Soon the colonists found themselves in a state of war with the Mexican government.
Austin briefly commanded Texan forces in late 1835. Under his leadership, colonists secured a decisive victory near modern-day San Antonio, during the Siege of Bexar.
In the spring of 1836 Texas’ sovereignty was officially recognized and the war for Texas independence was over.
In August, Austin announced his candidacy to serve as the new nation’s first president.
Unfortunately for Austin, he was soundly defeated by another Virginia native, Sam Houston.
As President of Texas, one of Houston’s first moves was appointing Austin to serve as the nation’s first secretary of state.
Tragically, Austin would serve only two months before dying unexpectedly, after catching a severe cold in December 1836.
The Wythe County native’s last words were, “The independence of Texas is recognized!” Upon hearing of Austin’s death, President Houston ordered an official statement proclaiming: “The Father of Texas is no more; the first pioneer of the wilderness has departed.”

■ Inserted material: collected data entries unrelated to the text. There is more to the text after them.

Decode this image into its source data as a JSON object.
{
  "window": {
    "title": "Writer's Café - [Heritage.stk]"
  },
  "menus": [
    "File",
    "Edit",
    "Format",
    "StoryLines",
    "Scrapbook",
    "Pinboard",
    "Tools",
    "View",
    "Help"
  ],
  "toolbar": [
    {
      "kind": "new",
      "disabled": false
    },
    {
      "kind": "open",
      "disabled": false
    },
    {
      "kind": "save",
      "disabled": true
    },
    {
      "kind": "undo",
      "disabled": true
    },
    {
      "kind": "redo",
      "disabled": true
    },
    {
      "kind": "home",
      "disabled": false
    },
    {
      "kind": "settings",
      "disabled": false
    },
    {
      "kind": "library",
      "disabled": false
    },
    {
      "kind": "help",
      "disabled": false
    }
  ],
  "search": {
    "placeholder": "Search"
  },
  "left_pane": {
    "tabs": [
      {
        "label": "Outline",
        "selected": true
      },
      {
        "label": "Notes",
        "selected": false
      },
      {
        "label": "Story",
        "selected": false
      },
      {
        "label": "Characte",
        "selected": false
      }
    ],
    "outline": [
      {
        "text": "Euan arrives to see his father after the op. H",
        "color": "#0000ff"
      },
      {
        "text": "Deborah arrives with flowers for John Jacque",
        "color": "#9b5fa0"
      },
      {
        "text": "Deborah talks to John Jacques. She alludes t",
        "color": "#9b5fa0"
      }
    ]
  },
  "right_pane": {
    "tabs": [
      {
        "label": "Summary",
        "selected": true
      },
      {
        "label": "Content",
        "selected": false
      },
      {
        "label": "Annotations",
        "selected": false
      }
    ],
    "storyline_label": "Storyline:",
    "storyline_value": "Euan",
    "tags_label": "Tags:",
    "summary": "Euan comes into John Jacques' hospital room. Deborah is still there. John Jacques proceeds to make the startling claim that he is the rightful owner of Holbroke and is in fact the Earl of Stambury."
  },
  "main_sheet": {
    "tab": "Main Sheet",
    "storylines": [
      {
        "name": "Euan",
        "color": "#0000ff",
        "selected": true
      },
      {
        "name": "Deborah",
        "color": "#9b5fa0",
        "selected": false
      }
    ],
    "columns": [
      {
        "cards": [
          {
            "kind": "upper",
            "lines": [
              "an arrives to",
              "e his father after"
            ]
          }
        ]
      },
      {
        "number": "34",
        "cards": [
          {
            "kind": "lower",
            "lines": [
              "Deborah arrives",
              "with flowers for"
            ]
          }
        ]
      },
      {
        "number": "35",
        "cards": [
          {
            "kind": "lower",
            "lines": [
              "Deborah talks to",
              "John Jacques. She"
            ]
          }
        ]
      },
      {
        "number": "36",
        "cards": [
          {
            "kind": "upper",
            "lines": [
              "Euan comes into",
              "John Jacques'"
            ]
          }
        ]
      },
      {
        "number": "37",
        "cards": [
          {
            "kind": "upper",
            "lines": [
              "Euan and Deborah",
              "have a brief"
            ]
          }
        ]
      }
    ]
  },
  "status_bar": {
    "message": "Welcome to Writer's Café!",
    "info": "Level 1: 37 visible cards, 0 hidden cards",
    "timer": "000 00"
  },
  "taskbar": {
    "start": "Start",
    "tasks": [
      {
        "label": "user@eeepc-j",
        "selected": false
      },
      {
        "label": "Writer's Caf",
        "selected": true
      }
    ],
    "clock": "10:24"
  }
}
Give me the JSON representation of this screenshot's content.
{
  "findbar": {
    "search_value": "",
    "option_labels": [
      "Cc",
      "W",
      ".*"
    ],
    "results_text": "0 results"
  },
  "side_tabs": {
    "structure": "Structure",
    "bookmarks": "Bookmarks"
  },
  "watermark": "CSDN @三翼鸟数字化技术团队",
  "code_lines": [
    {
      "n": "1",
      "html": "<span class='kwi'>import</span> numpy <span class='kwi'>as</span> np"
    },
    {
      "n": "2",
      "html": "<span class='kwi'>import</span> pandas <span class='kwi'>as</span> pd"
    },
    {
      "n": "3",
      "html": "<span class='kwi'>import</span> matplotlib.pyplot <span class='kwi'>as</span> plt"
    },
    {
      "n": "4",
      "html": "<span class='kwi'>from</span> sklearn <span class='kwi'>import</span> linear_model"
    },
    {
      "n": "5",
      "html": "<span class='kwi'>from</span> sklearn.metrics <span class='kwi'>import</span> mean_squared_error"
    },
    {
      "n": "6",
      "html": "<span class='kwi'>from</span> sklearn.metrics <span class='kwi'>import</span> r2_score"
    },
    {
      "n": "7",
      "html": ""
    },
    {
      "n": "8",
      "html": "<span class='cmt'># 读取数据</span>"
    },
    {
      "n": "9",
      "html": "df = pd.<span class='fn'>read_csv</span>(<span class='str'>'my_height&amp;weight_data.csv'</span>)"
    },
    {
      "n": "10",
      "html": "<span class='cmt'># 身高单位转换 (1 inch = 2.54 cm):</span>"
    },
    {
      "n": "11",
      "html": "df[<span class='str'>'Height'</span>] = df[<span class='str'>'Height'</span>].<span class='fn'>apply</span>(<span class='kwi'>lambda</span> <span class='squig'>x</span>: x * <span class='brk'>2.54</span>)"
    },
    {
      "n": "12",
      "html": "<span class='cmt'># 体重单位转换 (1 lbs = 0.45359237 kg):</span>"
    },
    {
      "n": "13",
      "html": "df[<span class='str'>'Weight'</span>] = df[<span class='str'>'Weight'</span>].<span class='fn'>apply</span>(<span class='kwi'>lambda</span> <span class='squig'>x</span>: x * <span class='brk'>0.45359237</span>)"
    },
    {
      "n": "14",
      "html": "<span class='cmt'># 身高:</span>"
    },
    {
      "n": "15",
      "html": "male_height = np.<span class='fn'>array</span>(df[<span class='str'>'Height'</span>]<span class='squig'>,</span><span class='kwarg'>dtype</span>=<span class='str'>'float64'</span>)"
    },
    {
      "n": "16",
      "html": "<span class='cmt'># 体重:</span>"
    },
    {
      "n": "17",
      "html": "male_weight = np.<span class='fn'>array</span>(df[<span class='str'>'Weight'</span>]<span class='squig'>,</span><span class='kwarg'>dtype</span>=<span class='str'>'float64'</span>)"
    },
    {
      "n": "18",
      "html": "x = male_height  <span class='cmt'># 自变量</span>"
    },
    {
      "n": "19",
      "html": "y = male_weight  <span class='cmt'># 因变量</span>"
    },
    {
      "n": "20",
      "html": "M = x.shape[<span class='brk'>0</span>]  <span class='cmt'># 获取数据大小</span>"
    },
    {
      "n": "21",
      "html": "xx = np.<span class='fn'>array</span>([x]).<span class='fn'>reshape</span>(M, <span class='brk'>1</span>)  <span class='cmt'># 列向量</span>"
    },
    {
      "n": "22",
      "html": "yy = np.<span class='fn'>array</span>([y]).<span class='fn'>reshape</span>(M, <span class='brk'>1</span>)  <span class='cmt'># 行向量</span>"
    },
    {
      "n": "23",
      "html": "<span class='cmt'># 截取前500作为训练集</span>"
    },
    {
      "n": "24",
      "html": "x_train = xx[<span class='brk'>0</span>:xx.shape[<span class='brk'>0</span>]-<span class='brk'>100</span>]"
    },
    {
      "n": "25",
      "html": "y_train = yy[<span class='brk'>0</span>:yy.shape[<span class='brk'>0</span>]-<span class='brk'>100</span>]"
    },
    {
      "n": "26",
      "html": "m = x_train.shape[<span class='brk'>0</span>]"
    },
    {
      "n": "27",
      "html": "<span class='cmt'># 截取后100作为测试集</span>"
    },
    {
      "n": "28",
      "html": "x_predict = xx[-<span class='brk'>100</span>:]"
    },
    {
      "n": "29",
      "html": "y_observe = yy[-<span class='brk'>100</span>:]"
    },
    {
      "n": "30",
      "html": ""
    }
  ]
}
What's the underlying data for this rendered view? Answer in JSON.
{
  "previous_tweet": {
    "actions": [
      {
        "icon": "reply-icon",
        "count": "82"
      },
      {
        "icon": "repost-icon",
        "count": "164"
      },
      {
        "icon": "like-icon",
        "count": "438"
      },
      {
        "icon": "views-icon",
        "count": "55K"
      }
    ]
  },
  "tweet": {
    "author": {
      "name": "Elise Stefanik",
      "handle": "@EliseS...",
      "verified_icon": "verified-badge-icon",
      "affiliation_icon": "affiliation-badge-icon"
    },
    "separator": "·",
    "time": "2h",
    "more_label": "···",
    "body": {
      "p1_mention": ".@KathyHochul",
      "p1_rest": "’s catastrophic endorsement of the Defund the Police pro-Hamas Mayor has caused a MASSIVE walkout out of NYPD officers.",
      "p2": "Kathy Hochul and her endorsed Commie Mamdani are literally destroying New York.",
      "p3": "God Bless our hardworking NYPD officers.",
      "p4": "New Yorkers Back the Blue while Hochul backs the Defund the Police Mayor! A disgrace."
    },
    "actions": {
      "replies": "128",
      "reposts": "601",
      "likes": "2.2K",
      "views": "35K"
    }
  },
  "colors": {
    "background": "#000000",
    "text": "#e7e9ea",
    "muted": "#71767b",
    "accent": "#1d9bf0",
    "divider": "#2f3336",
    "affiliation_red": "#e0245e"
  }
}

Today, Austin’s birthplace is officially marked by a memorial. The large stone, located just a few hundred feet south of the New River, rests inside the Stephen F. Austin Memorial Park.
Just a few hundred feet to the north of the monument is a boat drop-in site to the New River.
To the south, runs the New River Trail, a 57-mile linear park that follows an abandoned railroad track. The park parallels the scenic and historic New River for 40 miles and passes through four counties. The trail’s gentle slope makes it great for visitors of all ages to hike, bike and ride horseback. Several places in the park provide horse, canoe and bike rentals, boat launches and gift shops. Fishing is popular and primitive camping sites dot the trail.